Stafford threw for 343 yards and four touchdowns in that aforementioned Week 3 battle, with All-World receiver Cooper Kupp leading the way via a 9-96-2 line. The veteran quarterback will be down his own No. 2 receiver from that game in Robert Woods (knee), but Odell Beckham has continued to integrate well into the team’s passing attack and contributed four receptions for 54 yards and a touchdown Monday night. The Buccaneers’ pass defense has been more vulnerable than their front seven, allowing 239.8 passing yards per home game on a 65.3 percent completion rate. However, they were a good ball-hawking group in their own right, picking off 17 passes during the regular season and adding two more against Jalen Hurts in the wild-card victory.

With the two team very evenly matched, Tampa Bay is just a standard field-goal home favorite as the march toward kickoff begins.


Sunday, 6:30 p.m. ET

The Bills struggled with the Jets in the regular season finale for a half-plus before separating, but both sides of the ball were in close to peak form for Buffalo against the Patriots on Saturday night. Sean McDermott’s squad put on a similarly impressive effort versus Kansas City back in their 38-20 win in Week 5, with Josh Allen throwing for 315 yards and three touchdowns and adding 59 yards and a rushing score on the ground.

Buffalo figures to have more of a challenge on its hands in this divisional-round rematch. Kansas City’s defense has tightened up considerably since that early-season debacle. The Chiefs have given up just 17.9 points per home game through Sunday night’s Wild Card win over the Steelers, nearly eight points fewer per contest than on the road. KC has also surrendered a respectable 236.5 passing yards per home contest, but the biggest disparity in the Chiefs’ defensive splits is in their work against the run. While they allowed 130.5 rushing yards per road game, they conceded only 101.1 per home game. Kansas City was also effective preventing chunk plays through both the ground and air, ranking in the top half of the league in preventing explosive plays in both categories.

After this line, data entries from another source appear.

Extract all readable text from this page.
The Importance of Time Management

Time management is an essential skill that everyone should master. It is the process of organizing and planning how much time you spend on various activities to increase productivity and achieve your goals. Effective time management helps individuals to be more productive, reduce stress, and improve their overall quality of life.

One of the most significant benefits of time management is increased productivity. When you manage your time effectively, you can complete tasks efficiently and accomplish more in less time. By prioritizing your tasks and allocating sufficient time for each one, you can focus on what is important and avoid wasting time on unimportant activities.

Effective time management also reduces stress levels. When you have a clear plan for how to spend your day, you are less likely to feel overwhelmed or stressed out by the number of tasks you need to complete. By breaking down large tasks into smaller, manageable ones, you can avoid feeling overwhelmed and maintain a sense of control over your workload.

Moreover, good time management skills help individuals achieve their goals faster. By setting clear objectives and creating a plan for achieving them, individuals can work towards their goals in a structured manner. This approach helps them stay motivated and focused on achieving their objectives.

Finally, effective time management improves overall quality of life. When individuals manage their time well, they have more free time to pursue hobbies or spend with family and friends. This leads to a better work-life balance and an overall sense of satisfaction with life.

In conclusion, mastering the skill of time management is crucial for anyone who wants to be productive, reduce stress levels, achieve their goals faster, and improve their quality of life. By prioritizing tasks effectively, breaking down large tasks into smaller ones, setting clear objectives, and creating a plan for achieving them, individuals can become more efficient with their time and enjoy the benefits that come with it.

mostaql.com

The Chiefs’ offense, once thought to be a bit on the broken side around the middle of the season, seems to have hit its stride again. Kansas City scored at least 28 points in each of its last four regular-season games and in Sunday’s win over Pittsburgh as well. Zooming back out to Week 10, Patrick Mahomes has a 68.7 percent completion rate and 22:4 TD:INT over that nine-game span, and even without Clyde Edwards-Helaire out with a shoulder injury versus the Steelers, Jerick McKinnon was impressive with 142 total yards and a receiving touchdown. However, Buffalo’s defense will be a good litmus test, as the Bills have allowed just 207.7 total yards per game over the last three and 130 per contest through the air specifically in that span.

In a game that should garner significant betting interest, bettors have already whittled the Chiefs’ initial 2.5-point projected advantage down slightly.